One of the key reasons I chose to write the story in verse is because I wanted the text to be full of iterations and echoes, to reverberate across past and present. The timeframe moves from the past to the present, and reflection over the events of the past informs the present. Past-present-past. Working through second person narration, the ‘you’ fluctuates between a strange kind of internal monologue/self-address (and self-scrutiny/excoriation) and as an address from an external narrator. All of this is woven into something that amounts to a dialogue between soul and body, and a meditation on place, especially with regard to the impacts of colonialism, materialism and militarism on the physical and spiritual environments of the region. It is an overtly environmentalist fiction.

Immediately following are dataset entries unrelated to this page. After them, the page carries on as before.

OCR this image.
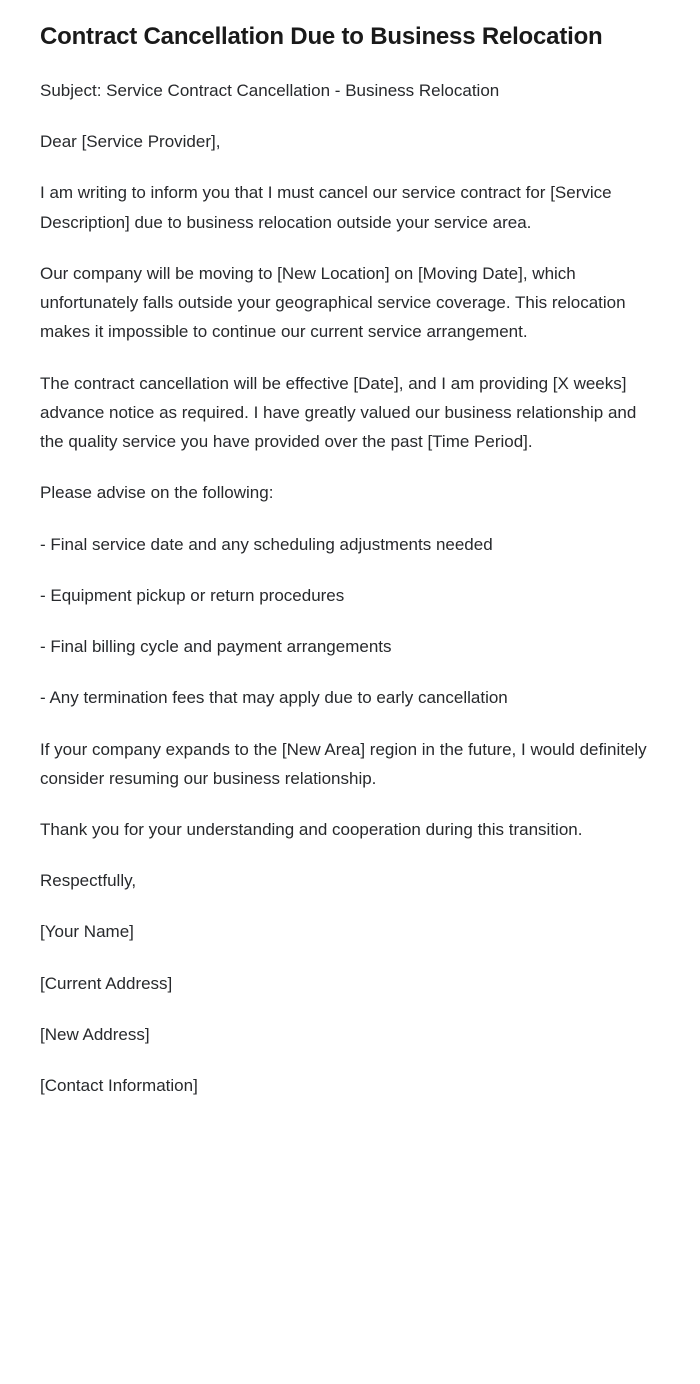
Contract Cancellation Due to Business Relocation

Subject: Service Contract Cancellation - Business Relocation

Dear [Service Provider],

I am writing to inform you that I must cancel our service contract for [Service Description] due to business relocation outside your service area.

Our company will be moving to [New Location] on [Moving Date], which unfortunately falls outside your geographical service coverage. This relocation makes it impossible to continue our current service arrangement.

The contract cancellation will be effective [Date], and I am providing [X weeks] advance notice as required. I have greatly valued our business relationship and the quality service you have provided over the past [Time Period].

Please advise on the following:

- Final service date and any scheduling adjustments needed

- Equipment pickup or return procedures

- Final billing cycle and payment arrangements

- Any termination fees that may apply due to early cancellation

If your company expands to the [New Area] region in the future, I would definitely consider resuming our business relationship.

Thank you for your understanding and cooperation during this transition.

Respectfully,

[Your Name]

[Current Address]

[New Address]

[Contact Information]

The novel is full of the waters around the Port of Fremantle and the Cockburn Sound, and looks inland across ‘The Hills’ into the wheatbelt. The protagonist is both unattached and attached to the community around him — living in a shallow, limestone cave/hollow under the colonial gaol and place of infernal suffering, The Roundhouse, but alienated from the day to day happenings around him. Joining the anti-nuclear protests, he also protests the counter-protesting far right, and the military itself. This puts him somewhat out of kilter with some other protesters, who are focussed on the single ‘nuclear’ issue.
In planning this work, I wanted to ensure that the ‘intersectionality’ of rights, ecological and well-being issues were paramount — to suggest that all these concerns are interrelated. The story ebbs and flows around self-doubt, belief in the actions, and the responsibilities of witness. The protagonist is disturbed, distressed, struggling with a (his, too) heritage of colonial toxicity, and haunted by its iterations in his present. He looks back and sees ghost ships. He looks out and sees ghost ships in the now. They ‘trigger’ more memories.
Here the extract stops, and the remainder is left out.